I remember watching him at night. Before he laid down to sleep he would write in this leather bound notebook. What was scrawled in that ink I would never discover, but when I lay down at night sometimes the thought of those words still haunts me.

He was nervous, I noticed. About everything. His hands would shake as he brought them up to fix his hair in the mirror, and when someone barged into his room, he would jump as if he had been caught doing something bad.

But he never did anything bad.

He was a straight a student, he modelled himself after god, prayed every day as soon as he got up, and tutored children in his spare time.

Yes, Tony was near perfect.

...Except the drugs.

Anything he could get his hands on.

Amphetamines, cocaine, and marijuana were his favorites. I loved to watch him get high; the way his pupils would pin point and he would stare at the extravagant paintings on his wall as if they were talking to him; and they may have been.

That was Tony Perry's darkness; His demon.

And darkness and demons tend to harbor pain and regret with them.

After the third week, Capone grew impatient.

I had been shining the floors of his New York kitchen, making sure everything was spotless the way he liked it.

He sauntered through the door with guards by his side, something you usually didn't see when he was in his own residence. I stood at attention, dropping the soapy sponge I was holding into the bucket of water.

"Micheal." He stated "We needs to have us a chat."

I left the room two hours later with a pair of bruised ribs, a black eye, and a final message that he 'wanted that son of bitch dead by twilight tomorrow'.

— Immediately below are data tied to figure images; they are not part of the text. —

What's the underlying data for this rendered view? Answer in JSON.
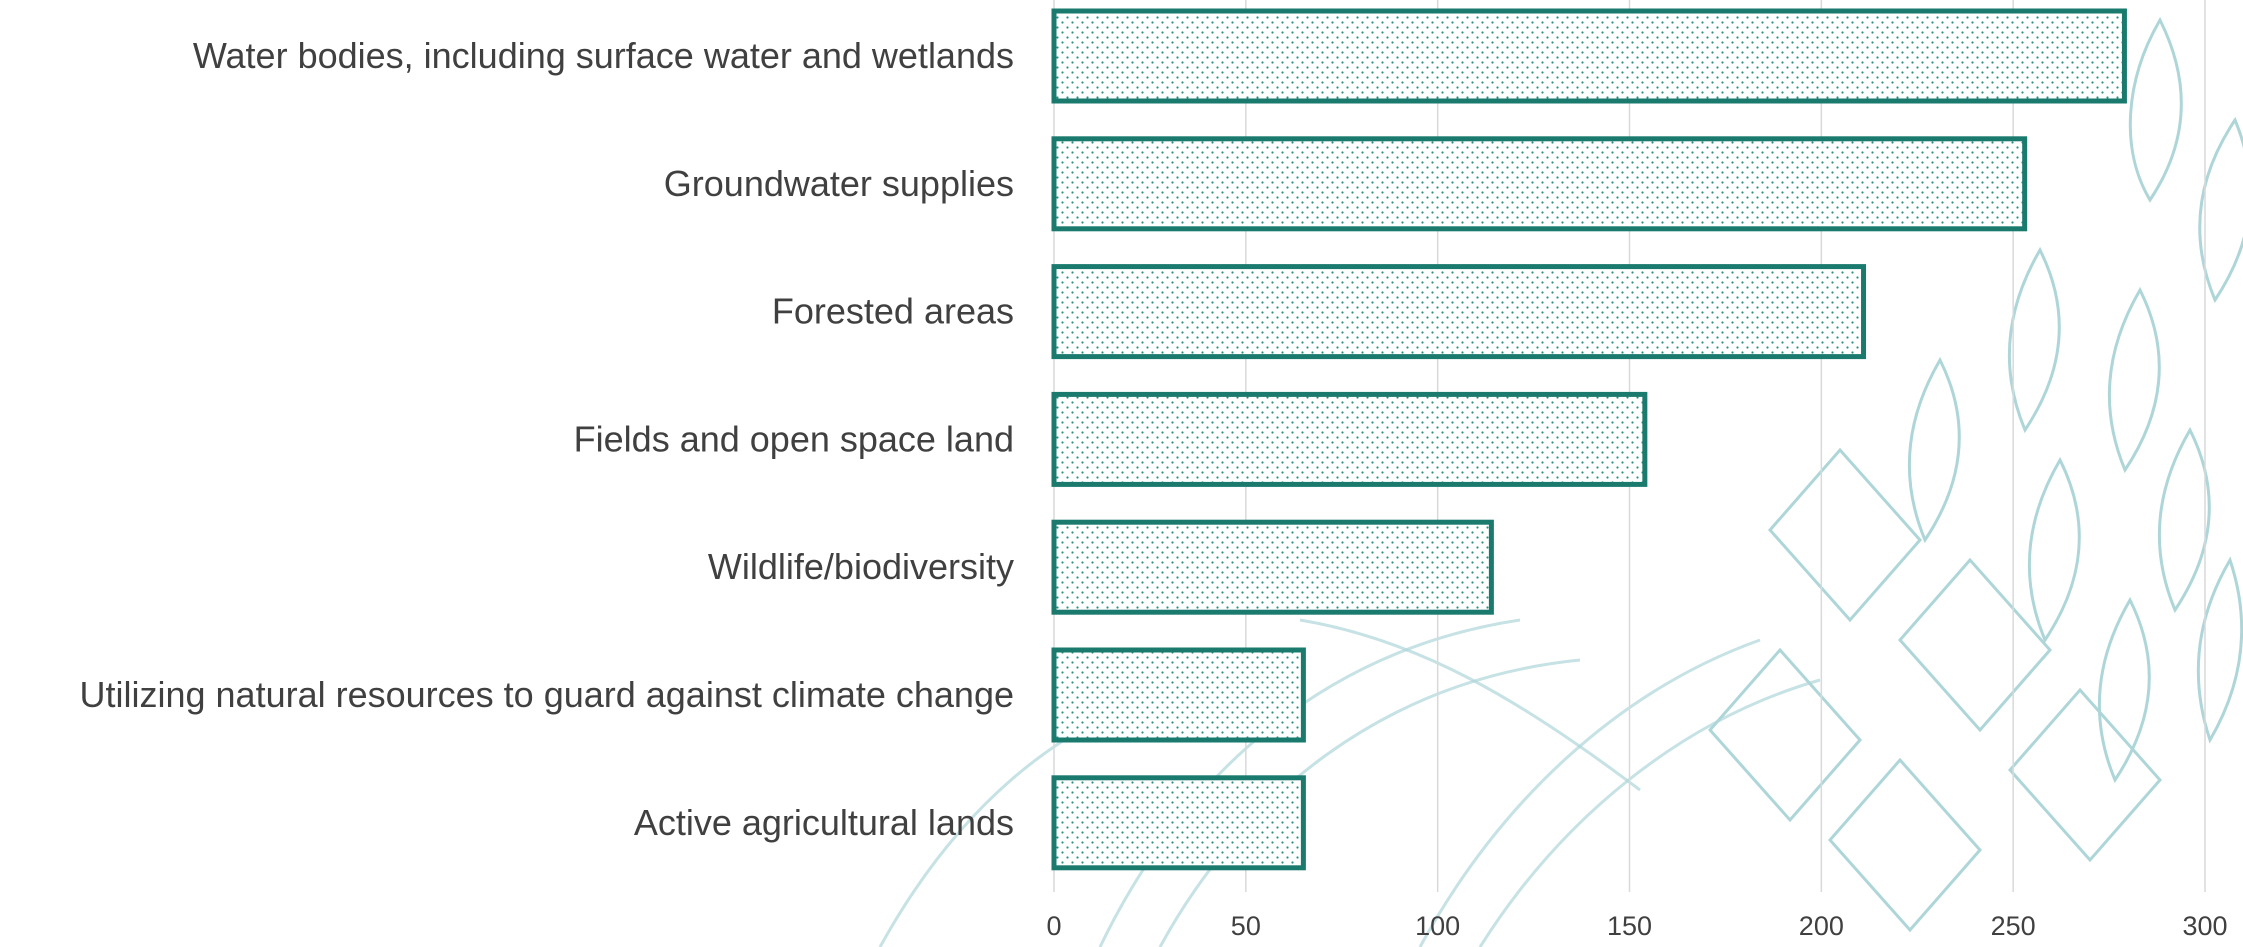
{
  "chart_data": {
    "type": "bar",
    "orientation": "horizontal",
    "title": "",
    "xlabel": "",
    "ylabel": "",
    "categories": [
      "Water bodies, including surface water and wetlands",
      "Groundwater supplies",
      "Forested areas",
      "Fields and open space land",
      "Wildlife/biodiversity",
      "Utilizing natural resources to guard against climate change",
      "Active agricultural lands"
    ],
    "values": [
      279,
      253,
      211,
      154,
      114,
      65,
      65
    ],
    "xlim": [
      0,
      300
    ],
    "x_ticks": [
      "0",
      "50",
      "100",
      "150",
      "200",
      "250",
      "300"
    ],
    "grid": "vertical",
    "legend": "none",
    "colors": {
      "bar_stroke": "#1a7a6e",
      "bar_dot": "#2a8f80",
      "grid": "#d9d9d9",
      "text": "#404040",
      "decoration": "#aed6d8"
    }
  }
}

But I couldn't. I sat outside his window with my silencer-equipped gun and promised myself this was the last time I saw him. The last time I ever watched him smoke, the last time I watched him pray, the last tume I watched him write in that leather bound notebook...

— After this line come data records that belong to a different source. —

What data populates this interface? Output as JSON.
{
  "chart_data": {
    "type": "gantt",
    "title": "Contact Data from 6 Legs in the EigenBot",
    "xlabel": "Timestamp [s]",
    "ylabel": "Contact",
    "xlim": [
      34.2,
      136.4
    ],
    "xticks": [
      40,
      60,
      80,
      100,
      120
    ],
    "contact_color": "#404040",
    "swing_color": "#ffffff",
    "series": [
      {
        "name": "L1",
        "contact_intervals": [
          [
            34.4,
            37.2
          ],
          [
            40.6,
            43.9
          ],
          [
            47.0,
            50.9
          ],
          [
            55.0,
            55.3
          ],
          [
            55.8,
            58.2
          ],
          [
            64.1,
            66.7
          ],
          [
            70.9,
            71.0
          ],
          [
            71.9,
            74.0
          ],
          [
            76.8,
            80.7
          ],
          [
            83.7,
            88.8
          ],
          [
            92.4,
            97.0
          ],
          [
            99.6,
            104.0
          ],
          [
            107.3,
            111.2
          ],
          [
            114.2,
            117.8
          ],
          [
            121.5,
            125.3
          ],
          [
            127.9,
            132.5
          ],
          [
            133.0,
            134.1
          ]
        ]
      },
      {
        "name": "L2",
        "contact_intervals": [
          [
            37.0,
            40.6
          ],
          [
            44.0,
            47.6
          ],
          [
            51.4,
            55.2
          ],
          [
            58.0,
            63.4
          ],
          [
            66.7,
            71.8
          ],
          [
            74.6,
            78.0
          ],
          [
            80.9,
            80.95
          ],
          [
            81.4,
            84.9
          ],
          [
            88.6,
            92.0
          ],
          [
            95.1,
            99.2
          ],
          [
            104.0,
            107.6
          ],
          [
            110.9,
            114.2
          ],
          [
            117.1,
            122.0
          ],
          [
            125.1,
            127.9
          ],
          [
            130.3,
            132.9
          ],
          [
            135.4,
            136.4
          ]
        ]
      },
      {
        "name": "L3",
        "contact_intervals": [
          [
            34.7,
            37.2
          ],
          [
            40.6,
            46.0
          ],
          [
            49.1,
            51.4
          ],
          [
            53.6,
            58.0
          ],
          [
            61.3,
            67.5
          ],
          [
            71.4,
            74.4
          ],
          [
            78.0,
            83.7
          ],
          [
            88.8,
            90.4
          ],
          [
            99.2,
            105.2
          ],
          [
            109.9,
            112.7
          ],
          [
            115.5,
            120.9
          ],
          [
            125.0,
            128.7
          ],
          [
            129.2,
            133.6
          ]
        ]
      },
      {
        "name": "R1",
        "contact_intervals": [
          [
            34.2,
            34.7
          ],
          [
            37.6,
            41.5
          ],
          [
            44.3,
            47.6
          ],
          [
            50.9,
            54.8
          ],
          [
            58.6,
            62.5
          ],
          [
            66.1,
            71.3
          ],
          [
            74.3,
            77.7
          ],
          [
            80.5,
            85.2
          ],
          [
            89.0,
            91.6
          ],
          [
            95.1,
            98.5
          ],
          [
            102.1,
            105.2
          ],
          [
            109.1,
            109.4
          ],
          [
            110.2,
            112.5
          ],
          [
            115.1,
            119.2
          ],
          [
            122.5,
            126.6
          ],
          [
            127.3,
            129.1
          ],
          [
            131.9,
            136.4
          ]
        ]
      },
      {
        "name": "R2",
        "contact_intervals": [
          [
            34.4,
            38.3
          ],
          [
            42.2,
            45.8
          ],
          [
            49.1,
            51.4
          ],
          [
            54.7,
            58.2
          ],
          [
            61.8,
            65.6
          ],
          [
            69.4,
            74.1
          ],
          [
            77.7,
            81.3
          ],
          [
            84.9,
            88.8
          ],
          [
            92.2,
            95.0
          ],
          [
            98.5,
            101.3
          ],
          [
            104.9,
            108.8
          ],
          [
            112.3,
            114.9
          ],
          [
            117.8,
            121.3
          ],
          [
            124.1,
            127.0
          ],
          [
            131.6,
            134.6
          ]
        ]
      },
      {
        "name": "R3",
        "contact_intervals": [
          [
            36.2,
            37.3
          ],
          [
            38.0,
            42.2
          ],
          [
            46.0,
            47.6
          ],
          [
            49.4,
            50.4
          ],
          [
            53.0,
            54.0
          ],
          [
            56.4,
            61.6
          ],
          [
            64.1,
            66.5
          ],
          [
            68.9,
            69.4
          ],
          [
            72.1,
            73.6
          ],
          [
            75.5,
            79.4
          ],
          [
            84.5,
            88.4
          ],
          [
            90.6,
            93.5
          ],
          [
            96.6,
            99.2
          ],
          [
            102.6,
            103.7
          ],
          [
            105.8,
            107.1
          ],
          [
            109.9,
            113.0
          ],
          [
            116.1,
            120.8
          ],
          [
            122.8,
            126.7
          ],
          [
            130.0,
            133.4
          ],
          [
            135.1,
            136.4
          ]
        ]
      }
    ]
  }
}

And then, when nightfall came, I promised myself I would pull the trigger in five minutes... and then ten minutes.. and then half an hour.. and then two hours..

and I couldn't do it.

I tucked my gun inside my belt and wandered home.

When I stepped through the door, Mr.Capone was waiting. He had a large joint clenched between his lips and as he exhaled smoke he asked in an oxygen deprived, airless voice:

"Did you do what I asked?"

I only lied to Mr.Capone once. And it would turn out to be the worst decision of my life.

"Yes."

Because I was so in love with a boy who would never know my name.